Fico até contente, pois meu vizinho deve ter treinado bastante para alcançar
essa melhoria.
-”Lá vem o Elio”. -
falei com a mesma entonação que o locutor do Jockey Clube Brasileiro, Ernani
Pires Ferreira, dava quando vislumbrava o bridão Juvenal Machado da Silva, com
a sua montaria, ultrapassando um por um os cavalos à sua frente: “Lá vem o
Juvenal”.
-O peso do saber. -
foram as palavras do Elio ao largar sobre a mesa a sacola de plástico com dois
cartapácios sobre a língua ídiche, o prometido mimo ao amigo.
-Que beleza! - vibrou o
Luca, enquanto manuseava páginas e mais páginas.
-O que eu comprei para
você, comprei para mim. Depois, vou saber se você está estudando direitinho.
-Mas você já fala em
ídiche. - assinalou o Luca.
-Minha mãe, sim, mas eu
entendo apenas.
-O que aprendi, como
vocês já sabem, foi com os judeus da zona da Leopoldina com quem trabalhei,
quando rapaz. Eles escreviam erradamente, então, muitas palavras em ídiche, eu
falo, mas não sei escrever.
-Vai aprender agora com
estes livros, Luca.
Veio à tona com força a
sua curiosidade e o Elio tratou de satisfazê-la remontando ao surgimento da
língua no século X, na fronteira da Polônia com a Alemanha, que a palavra ídiche
se origina do alemão jüdisch, que significa judeu.
-Polônia... - frisou o
Luca, saindo do registro da sua mente mais uma vez que o seu aprendizado se deu
com judeus provenientes da Polônia.
Elio assinalou que o
ídiche foi se espalhando pela Europa através dos séculos.
Luca pediu explicações
sobre pronúncia e a escrita, que é sinistrosa, isto é, da direita para a
esquerda. Que, de uma maneira rombuda, diz-se que o ídiche é o idioma germânico
escrito com caracteres hebraicos.
-Minha mãe, nos
momentos mais reservados, fala em ídiche.
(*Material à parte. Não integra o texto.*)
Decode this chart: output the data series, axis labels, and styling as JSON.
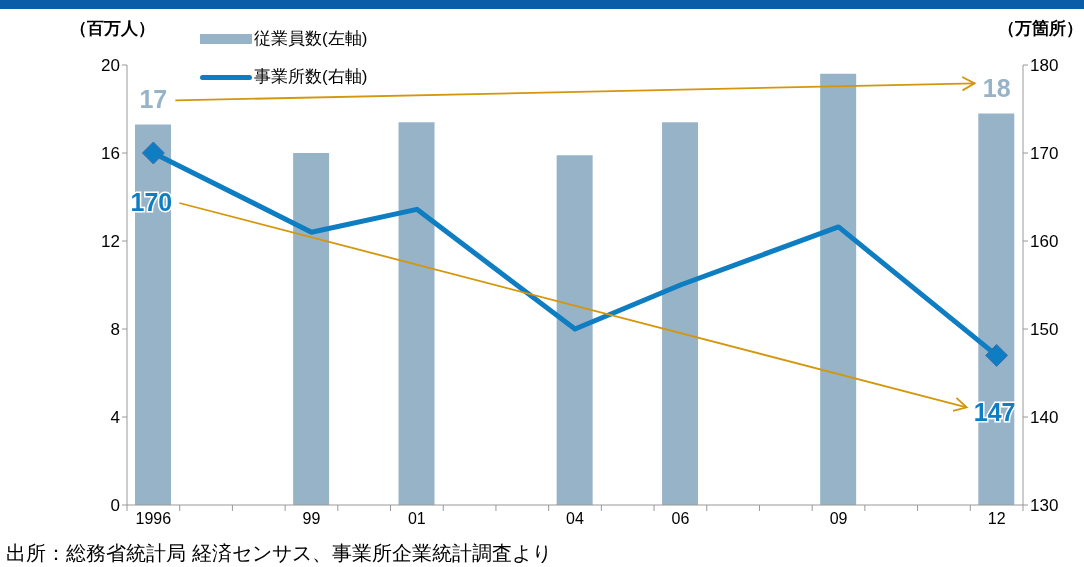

De um modo geral, aqueles que conhecem
a língua, fazem o mesmo.
Nesse instante, eu
intervim com a “última flor do Lácio”:
-No Brasil, falavam-se
dois idiomas, o do colonizador e o tupi-guarani. O Marquês de Pombal, então, proibiu
que se falasse ou se escrevesse em outro idioma que não fosse o português. Tal
proibição não ocorreu em alguns países da América do Sul.
E concluí rapidamente
antes de ter a minha palavra cassada, pois falas longas estavam fora de questão
ali.
-Colegas meus de
trabalho que foram discutir acordos bilaterais de navegação nesses países,
contam que, nos momentos mais agudos, eles recorriam à língua indígena e
deixavam os brasileiros sem nada entender.
-Isso acontece muito. -
anuiu o Elio.
-Beleza! - permanecia o
Luca encantado, quando folheava o seu presente.
-O que vai beber?
Luca ainda degustava o
seu chope tirado na pressão, eu ainda tinha a metade de uma jarrinha com suco
de laranja, Elio, que deveria estar sedento depois de carregar da Rua Uruguaiana
até lá o peso do saber, pediu um copo de água mineral e um bolinho de bacalhau.
Olhei para a garrafa de
azeite sobre a mesa e constatei que era extravirgem de uma marca que não estava
na relação daquelas que foram denunciadas como enganosas.
Se encontrar virgem é
difícil, imagine extravirgem. - pensei, sem verbalizar meu pensamento.